Reply to Mark Ravenhill piece on Guardian forum here:

http://www.guardian.co.uk/commentisfree/2010/jul/25/arts-funding-cuts-theatre-galleries

As someone with good and bad experience of work-shopping and the community arts ‘sector’ the point Rozainaziara makes i.e.

If this could be simplified, cialis sale if instead of chasing workshops on the one hand and commissions or project funding on the other they could be salaried to teach these workshops in exchange for some time and space to do their own work, then a great deal of time and money could be saved without a loss of quality.

Is about the most positive note I read here….the rest seems to fall into the trap of ‘quality’ assessment of, lets face it, a hugely variable sector. Because art is funded has never mean it good or bad simply that is exists. If cuts sever the funding arteries the arts will bleed to death slowly in those areas which state-funded. This is happening now because the ‘boy who cried wolf’ arts organisations never thought the wolf would actually call.

Most arts projects do not in themselves create worthwhile art because they are not intended to. They create opportunities for people who would otherwise not get them to have therapy, fun and maybe enlightenment. This work has for too long been a unregulated, snout-in-trough mess where predominantly well meaning white middle-class do-gooders have poured millions down the drain through sheer un-professionalism and lack of regulation. A fair proportion of it went to ‘artistic’ friends who short of cash too whatever their ability which lead the previous government to start pulling hard on the reins and changes to start happening at ACE.

An objective audit of the area with final outcomes assessed truly not the fabricated results ACE play with..(I know having watched the targets be falsified personally by desperate organisations) would show where we have been and then where we might possibly know where we are going.

We regulate schools, FE and HE to a high degree. Community Arts should be regulated too and then employed artists, values, performance and outputs would rise hopefully to match the best work and not reflect lowest common denominator.

If that meant training artists properly to deliver so be it. Attempts in this direction have been lacklustre and warped by social output targeting meaning that substantial grants always went to those individual artists higher up the target organisation’s ‘hit list’ not on their innate ability to deliver professional outcomes.

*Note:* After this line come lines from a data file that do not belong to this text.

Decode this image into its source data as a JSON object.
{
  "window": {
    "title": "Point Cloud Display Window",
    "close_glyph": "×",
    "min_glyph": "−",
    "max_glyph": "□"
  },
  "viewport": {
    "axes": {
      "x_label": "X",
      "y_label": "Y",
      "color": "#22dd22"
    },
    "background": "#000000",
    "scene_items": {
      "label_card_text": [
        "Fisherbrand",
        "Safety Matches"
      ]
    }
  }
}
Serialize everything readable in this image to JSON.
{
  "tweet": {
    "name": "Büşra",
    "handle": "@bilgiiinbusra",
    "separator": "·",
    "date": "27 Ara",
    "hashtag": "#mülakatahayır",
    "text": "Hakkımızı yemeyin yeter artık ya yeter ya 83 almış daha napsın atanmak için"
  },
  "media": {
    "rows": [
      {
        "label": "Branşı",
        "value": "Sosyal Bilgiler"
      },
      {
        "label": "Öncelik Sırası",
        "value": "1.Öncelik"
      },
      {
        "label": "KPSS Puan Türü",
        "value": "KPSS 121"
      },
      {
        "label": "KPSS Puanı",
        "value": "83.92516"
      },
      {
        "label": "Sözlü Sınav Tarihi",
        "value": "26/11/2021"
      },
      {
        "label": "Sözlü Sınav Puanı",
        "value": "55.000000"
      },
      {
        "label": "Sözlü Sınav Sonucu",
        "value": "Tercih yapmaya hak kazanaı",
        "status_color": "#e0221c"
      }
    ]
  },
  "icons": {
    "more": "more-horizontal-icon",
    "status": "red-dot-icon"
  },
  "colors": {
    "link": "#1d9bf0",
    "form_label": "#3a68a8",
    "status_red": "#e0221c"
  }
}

So yes to professionalizing the area but it has to be a level playing field as in colleges and schools. Then reward the best and weed out the weak. In a sector nose-diving into non-existence this is the only way to save it in my opinion.

The Titanic of Ace is sinking and the most able will build themselves lifeboats of whatever works private/public sponsored etc….
The cuckoos in the nest i.e. opera and ballet will continue to be funded as ‘State’ necessities and will push even more fledglings out of the nest. The outlook is not good.

Leave a Reply

Your email address will not be published. Required fields are marked *

This site uses Akismet to reduce spam. Learn how your comment data is processed.